Dr Andrew Leigh Brown, head of the Centre for HIV Research at Edinburgh University, the country's leading laboratory for genetic studies of HIV, says he has already been consulted by a British lawyer who is considering using viral genetic information on behalf of a client.

Graham Ross, the solicitor who co-ordinated the successful action against the Government on behalf of HIV-infected haemophiliacs, said the data would be important if British cases ever came to court. 'I really don't see why not, if forensically it was possible to establish a link between the people who were infected.' A court would require that 'probability' of transmission to be more than 50 per cent, he said.

In the Swedish case, which is reported in today's issue of Nature, the man had been convicted of rape and deliberate transmission of HIV.

The case went to the court of appeal and a genetic analysis of the strains of HIV carried by the rapist and his victim was carried out. Based on this genetic analysis and other evidence, the verdict was upheld.

Dr Leigh Brown and colleagues at Edinburgh have carried out similar analysis of viral strains from different individuals to see if they were related.

This included the highly publicised case of the Florida dentist who died of Aids. He was shown to have infected at least three of his patients with HIV 'beyond reasonable doubt', but the evidence was not used because the case was settled out of court.

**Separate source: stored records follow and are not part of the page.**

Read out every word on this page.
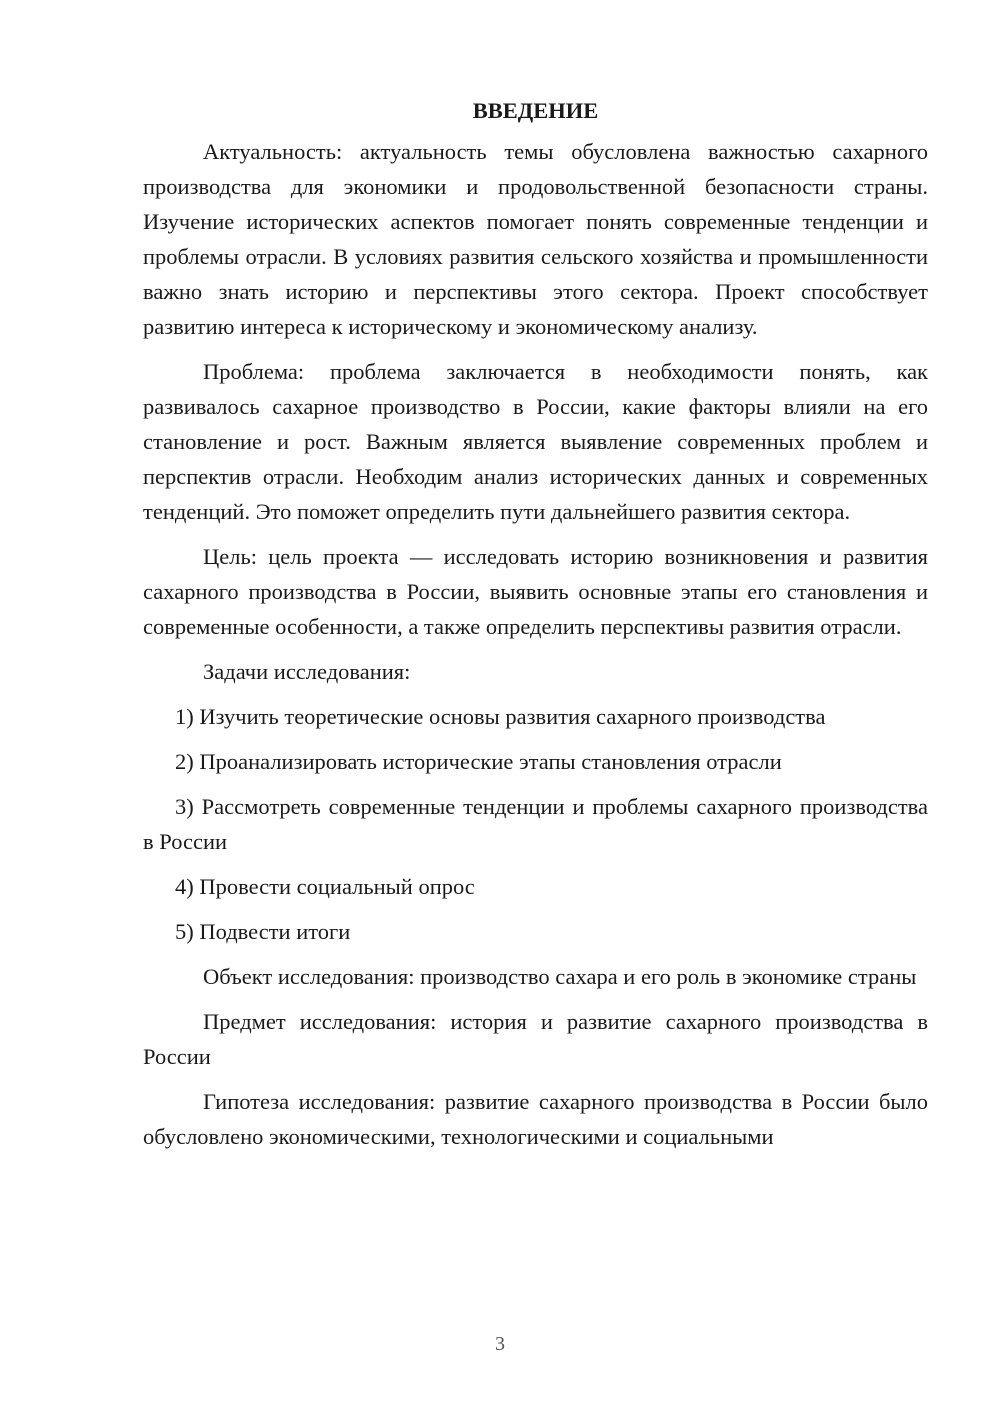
ВВЕДЕНИЕ

Актуальность: актуальность темы обусловлена важностью сахарного производства для экономики и продовольственной безопасности страны. Изучение исторических аспектов помогает понять современные тенденции и проблемы отрасли. В условиях развития сельского хозяйства и промышленности важно знать историю и перспективы этого сектора. Проект способствует развитию интереса к историческому и экономическому анализу.

Проблема: проблема заключается в необходимости понять, как развивалось сахарное производство в России, какие факторы влияли на его становление и рост. Важным является выявление современных проблем и перспектив отрасли. Необходим анализ исторических данных и современных тенденций. Это поможет определить пути дальнейшего развития сектора.

Цель: цель проекта — исследовать историю возникновения и развития сахарного производства в России, выявить основные этапы его становления и современные особенности, а также определить перспективы развития отрасли.

Задачи исследования:

1) Изучить теоретические основы развития сахарного производства

2) Проанализировать исторические этапы становления отрасли

3) Рассмотреть современные тенденции и проблемы сахарного производства в России

4) Провести социальный опрос

5) Подвести итоги

Объект исследования: производство сахара и его роль в экономике страны

Предмет исследования: история и развитие сахарного производства в России

Гипотеза исследования: развитие сахарного производства в России было обусловлено экономическими, технологическими и социальными

3
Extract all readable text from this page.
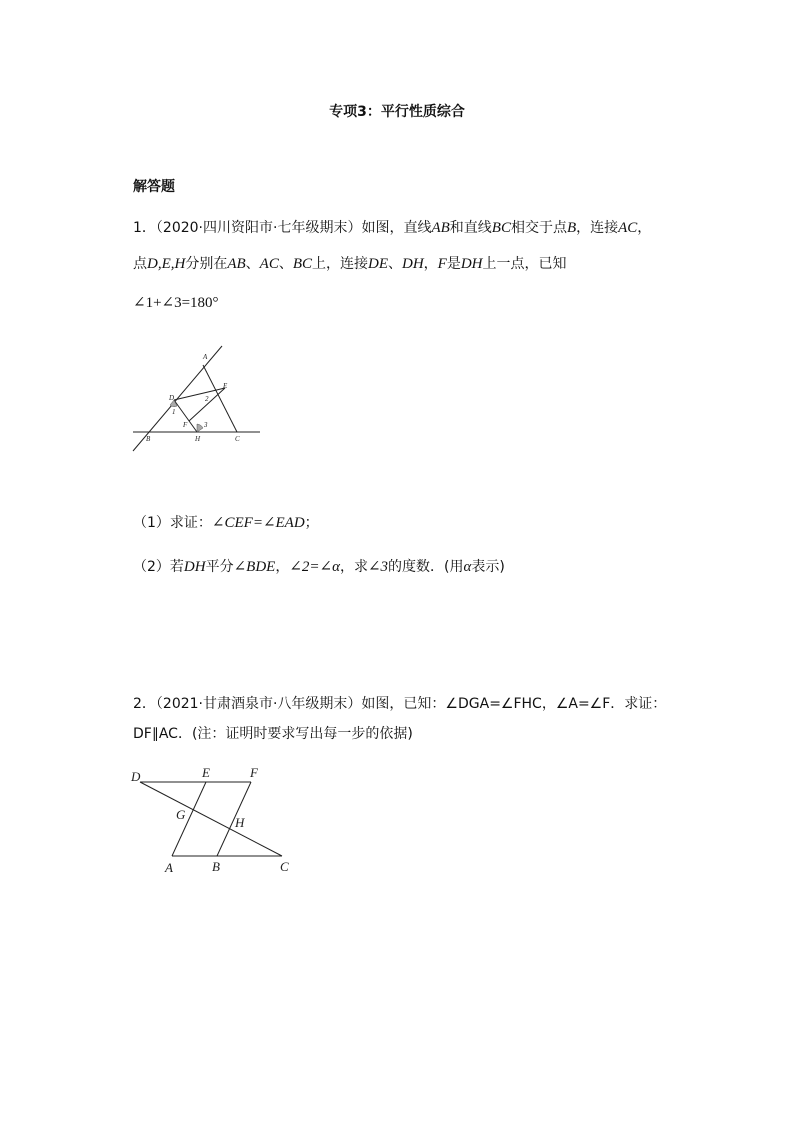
专项3：平行性质综合
解答题
1．（2020·四川资阳市·七年级期末）如图，直线AB和直线BC相交于点B，连接AC，
点D,E,H分别在AB、AC、BC上，连接DE、DH，F是DH上一点，已知
∠1+∠3=180°
A
D
E
B	H	C
F
1
2
3
（1）求证：∠CEF=∠EAD；
（2）若DH平分∠BDE，∠2=∠α，求∠3的度数．(用α表示)
2．（2021·甘肃酒泉市·八年级期末）如图，已知：∠DGA=∠FHC，∠A=∠F．求证：
DF∥AC．(注：证明时要求写出每一步的依据)
D	E	F
G
H
A	B	C
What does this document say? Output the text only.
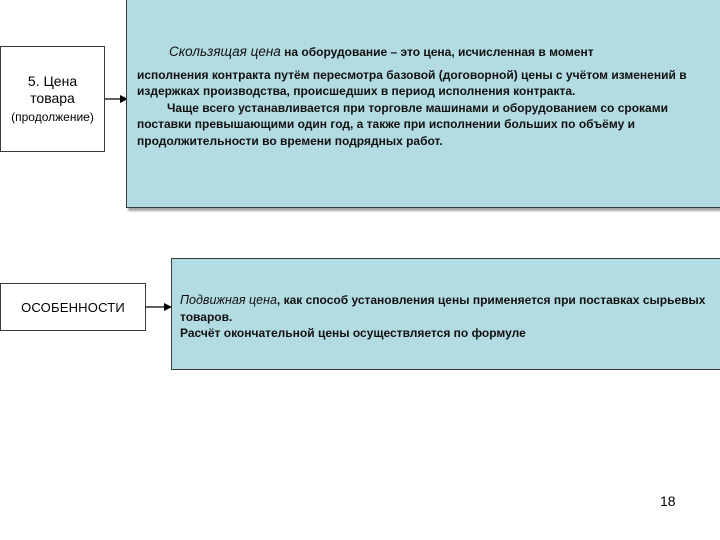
5. Цена
товара
(продолжение)

Скользящая цена на оборудование – это цена, исчисленная в момент

исполнения контракта путём пересмотра базовой (договорной) цены с учётом изменений в издержках производства, происшедших в период исполнения контракта.

Чаще всего устанавливается при торговле машинами и оборудованием со сроками поставки превышающими один год, а также при исполнении больших по объёму и продолжительности во времени подрядных работ.

ОСОБЕННОСТИ	Подвижная цена, как способ установления цены применяется при поставках сырьевых товаров.

Расчёт окончательной цены осуществляется по формуле

18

Dr Leigh Brown said that his department would not take on any private cases because 'people's view of these investigations have been strongly influenced by the use of genetic fingerprinting techniques (using blood and semen for example) in court cases.

'Their expectations are jumping ahead. We are much less confident in these results than we would be in genetic fingerprinting,' he said.

For an individual to transmit the virus knowingly is a criminal offence in some countries including Sweden, Australia and the US. At least 200 lawsuits involving the transmission of HIV have been filed in the US by HIV positive people against the person who is claimed to have infected them.

The use of viral genetic evidence will figure in several of these cases, according to Larry Gostin, director of the US Aids Litigation Project at Harvard.

Kenneth Clarke, the Home Secretary, ruled out legislation on HIV transmission in Britain last December.

This followed the case of the West Midlands haemophiliac who had unprotected sex with several women despite being HIV positive.